Many rivals have become friends or at least friendly enough to avoid fighting. Negotiations representing warring countries to drunk Red Sox and Yankees fans meeting in a bar often get together as amigos. When their conversations center on mutually agreeable topics and on reaching mutually acceptable goals, matters overall tend to get better between these parties. Everyone has similarities and it is easy to find them. As the eminent philosopher Yoko Ono stated “we are all water from different rivers.”
War negotiators may find there is general agreement on ending casualties. Political and business negotiators may recognize they may gain more from allowing various sides to Iall gain rather than all reducing gains for all. A couple should want each to find happiness and respect for each other. Friends all want to experience joyful times Yankees and Red Sox fans both may have an appreciation for the game of baseball (although most scientists believe it may takes decades before they ever truly get along). Conversations focused on areas of mutual interests and goals should set the atmosphere for achieving better relations and arriving at peaceful solutions.
When conversations do not focus on mutual interests and goals, the discussions are more apt to be fail in reaching the mutual goals. If the conversations dwell on whose side is better than the other (i.e. observing the number of World Series won by the Yankees versus the Red Sox), an agreement on issues is less likely to result.
If a foreign negotiation leader is banging a shoe on the table and threatening to bury the other side, it is not likely that this will be followed by a treaty offer. If a couple tell each other negative attributes about each other and how they’d rather be with someone else, the relationships may be troubled.

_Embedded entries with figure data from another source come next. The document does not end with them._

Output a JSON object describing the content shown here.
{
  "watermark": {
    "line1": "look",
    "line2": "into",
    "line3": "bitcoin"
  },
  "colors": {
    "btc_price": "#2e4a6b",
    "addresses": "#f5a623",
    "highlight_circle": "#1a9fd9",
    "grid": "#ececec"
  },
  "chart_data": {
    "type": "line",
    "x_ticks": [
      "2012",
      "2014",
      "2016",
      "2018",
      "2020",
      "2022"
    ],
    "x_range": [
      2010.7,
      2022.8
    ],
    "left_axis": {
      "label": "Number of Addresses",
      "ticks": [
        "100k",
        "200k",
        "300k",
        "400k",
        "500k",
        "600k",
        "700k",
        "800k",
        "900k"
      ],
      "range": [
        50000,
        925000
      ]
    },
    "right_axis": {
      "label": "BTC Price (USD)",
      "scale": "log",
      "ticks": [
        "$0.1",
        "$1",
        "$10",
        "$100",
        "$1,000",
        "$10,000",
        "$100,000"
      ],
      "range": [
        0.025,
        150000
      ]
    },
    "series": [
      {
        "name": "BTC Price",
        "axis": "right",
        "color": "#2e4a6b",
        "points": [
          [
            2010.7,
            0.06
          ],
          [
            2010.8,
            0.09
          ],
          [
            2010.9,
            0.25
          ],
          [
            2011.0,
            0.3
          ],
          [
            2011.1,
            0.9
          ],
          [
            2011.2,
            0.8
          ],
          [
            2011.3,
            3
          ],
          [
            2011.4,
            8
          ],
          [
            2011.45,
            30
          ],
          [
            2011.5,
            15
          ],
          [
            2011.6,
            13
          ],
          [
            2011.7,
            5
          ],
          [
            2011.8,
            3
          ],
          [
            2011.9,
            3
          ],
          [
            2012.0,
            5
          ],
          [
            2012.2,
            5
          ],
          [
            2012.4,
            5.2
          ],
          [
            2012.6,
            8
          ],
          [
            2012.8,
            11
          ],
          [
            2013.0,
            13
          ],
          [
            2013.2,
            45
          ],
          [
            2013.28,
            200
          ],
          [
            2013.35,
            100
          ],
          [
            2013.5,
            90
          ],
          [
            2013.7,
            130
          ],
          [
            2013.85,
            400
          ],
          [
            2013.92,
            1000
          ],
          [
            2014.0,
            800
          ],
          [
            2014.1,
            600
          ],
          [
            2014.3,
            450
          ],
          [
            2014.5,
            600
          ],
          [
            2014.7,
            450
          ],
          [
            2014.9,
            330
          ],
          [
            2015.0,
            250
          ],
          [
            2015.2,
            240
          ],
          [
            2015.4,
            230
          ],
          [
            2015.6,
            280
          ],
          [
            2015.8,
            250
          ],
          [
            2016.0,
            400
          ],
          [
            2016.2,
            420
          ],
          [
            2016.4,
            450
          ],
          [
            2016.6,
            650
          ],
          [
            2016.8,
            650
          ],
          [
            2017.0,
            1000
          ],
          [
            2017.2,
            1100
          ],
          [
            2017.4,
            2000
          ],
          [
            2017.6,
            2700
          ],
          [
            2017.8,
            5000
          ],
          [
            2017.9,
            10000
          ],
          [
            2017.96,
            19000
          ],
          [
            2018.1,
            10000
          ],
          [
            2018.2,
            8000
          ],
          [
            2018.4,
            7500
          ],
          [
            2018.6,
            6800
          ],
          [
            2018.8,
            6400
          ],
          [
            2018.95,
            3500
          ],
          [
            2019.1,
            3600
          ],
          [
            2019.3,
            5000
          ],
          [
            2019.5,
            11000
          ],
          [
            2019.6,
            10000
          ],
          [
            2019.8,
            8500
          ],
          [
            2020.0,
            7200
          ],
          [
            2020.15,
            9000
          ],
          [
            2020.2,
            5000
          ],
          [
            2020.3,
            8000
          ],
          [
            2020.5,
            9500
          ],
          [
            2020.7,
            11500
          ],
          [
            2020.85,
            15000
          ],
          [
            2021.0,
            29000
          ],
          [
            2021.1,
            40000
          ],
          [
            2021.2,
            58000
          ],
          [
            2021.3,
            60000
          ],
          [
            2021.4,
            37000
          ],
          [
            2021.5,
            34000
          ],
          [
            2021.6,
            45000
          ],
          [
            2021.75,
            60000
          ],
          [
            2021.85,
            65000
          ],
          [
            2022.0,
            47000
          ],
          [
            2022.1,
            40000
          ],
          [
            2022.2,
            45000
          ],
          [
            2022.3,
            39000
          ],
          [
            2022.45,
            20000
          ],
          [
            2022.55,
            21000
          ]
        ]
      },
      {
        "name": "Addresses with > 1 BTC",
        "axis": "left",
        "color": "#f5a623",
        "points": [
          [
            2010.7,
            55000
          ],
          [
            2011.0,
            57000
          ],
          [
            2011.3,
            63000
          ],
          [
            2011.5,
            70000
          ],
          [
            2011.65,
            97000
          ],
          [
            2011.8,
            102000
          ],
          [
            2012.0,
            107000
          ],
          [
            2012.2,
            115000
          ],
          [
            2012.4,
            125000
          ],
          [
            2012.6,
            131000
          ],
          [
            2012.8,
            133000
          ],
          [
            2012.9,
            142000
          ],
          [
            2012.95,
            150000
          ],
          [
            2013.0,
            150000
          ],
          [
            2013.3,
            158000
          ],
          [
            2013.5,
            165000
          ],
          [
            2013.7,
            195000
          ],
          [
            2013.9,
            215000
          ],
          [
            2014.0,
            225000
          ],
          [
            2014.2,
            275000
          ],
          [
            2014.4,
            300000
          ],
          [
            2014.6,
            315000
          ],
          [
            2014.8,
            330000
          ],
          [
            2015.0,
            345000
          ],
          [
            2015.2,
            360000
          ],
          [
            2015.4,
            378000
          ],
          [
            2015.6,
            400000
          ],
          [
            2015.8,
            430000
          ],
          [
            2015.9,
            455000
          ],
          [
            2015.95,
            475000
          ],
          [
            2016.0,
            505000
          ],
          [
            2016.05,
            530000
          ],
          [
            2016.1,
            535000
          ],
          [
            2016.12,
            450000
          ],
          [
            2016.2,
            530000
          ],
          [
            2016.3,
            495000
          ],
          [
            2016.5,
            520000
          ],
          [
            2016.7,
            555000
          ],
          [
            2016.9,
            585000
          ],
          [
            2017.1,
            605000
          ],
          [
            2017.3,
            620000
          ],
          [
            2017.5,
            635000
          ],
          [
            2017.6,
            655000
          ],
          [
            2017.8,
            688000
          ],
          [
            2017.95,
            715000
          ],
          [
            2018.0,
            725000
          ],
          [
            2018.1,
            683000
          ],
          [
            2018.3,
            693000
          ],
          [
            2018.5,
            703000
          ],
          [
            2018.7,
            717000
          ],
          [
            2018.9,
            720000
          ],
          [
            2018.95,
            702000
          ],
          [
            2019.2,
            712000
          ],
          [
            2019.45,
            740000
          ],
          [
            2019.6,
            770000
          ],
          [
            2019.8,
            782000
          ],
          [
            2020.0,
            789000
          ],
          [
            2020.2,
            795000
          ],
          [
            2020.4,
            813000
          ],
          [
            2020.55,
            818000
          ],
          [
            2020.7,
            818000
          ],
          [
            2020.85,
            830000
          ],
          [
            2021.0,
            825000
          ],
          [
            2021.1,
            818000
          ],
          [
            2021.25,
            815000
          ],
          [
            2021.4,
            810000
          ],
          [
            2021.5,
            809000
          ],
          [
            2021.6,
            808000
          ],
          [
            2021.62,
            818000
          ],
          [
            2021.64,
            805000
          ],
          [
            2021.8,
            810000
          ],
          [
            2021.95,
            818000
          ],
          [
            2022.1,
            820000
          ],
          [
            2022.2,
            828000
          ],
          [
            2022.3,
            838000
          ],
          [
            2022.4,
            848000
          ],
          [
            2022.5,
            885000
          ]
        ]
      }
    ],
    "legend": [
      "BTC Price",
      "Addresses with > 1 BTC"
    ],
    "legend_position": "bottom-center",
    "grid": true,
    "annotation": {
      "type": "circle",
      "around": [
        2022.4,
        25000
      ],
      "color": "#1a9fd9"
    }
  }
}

The work of Muzafer Sharif, a Psychology Professor at Pennsylvania State University, demonstrated that these simple principles are designed to help achieve world peace. He conducted studies where he asked people in a dark room to look at a candlelight. He then asked people to state which direction the light moved. People would see the movement with their own eyes and they would oppose any mention that the light had moved in the opposite direction. How can one disagree with something that one had seen with one’s own eyes? Those who had seen the light move in another direction similarly insisted their position was the one correct viewpoint.
The different sides would discuss their beliefs in which direction the light moved. If discussions contained hurtful words or insults that one’s perception of reality had to be wrong, the harmed party would often take deep offense. This often solidified the position of those who believed their views were correct and made them feel as if the other side was both a denier of reality and harmful to their beliefs. This makes them angry. Their anger makes the other side angrier. If one side believes an attack is coming their way---either verbally in discussions or physically in wars or fights---a preemptive strike may be contemplated, verbally or physically. The disagreements can quickly escalate into wider differences.
The truth of the matter is the candlelight never moved, Having stated that I could declare myself all knowing and demand that all others accept me as their superior. That, though, is for a another discussion. Knowing that the candlelight does not move is not all I know. I also am aware that the human mind, when viewing something in a dark room with no perspective to judge the location of a light with another object often tends to have the mind register the incorrect perception that the candlelight moved. Yet different people will belief the candlelight moved in different directions.
If people are brought together in the same dark room and discussions are cordial, people will begin seeing the candlelight move in the same direction when others state they see such direction. If people argue about which direction the candlelight is moving, others will also have different perceptions of how the candlelight moves. This tends to enhance the disagreements. A movement towards mutual visualization of how the candlelight moves occurs when people verbally agree upon the movements.
Sharif saw this as a useful study not only of the mind’s psychology but also on the interactions of human behavior. He saw this as a means towards getting people to related better with each other. Sharif saw this as a means towards achieving world peace.
The Sharif studies are a useful analogy for world leaders. They often have their own perceptions and they may be intolerant of leaders whose perceptions differ from theirs. When they communicate and keep their discussions of matters upon which the parties involved agree, they can increase the amount of matters upon which they find mutual agreements. They hopefully will become friends rather than enemies, World peace can be achieved.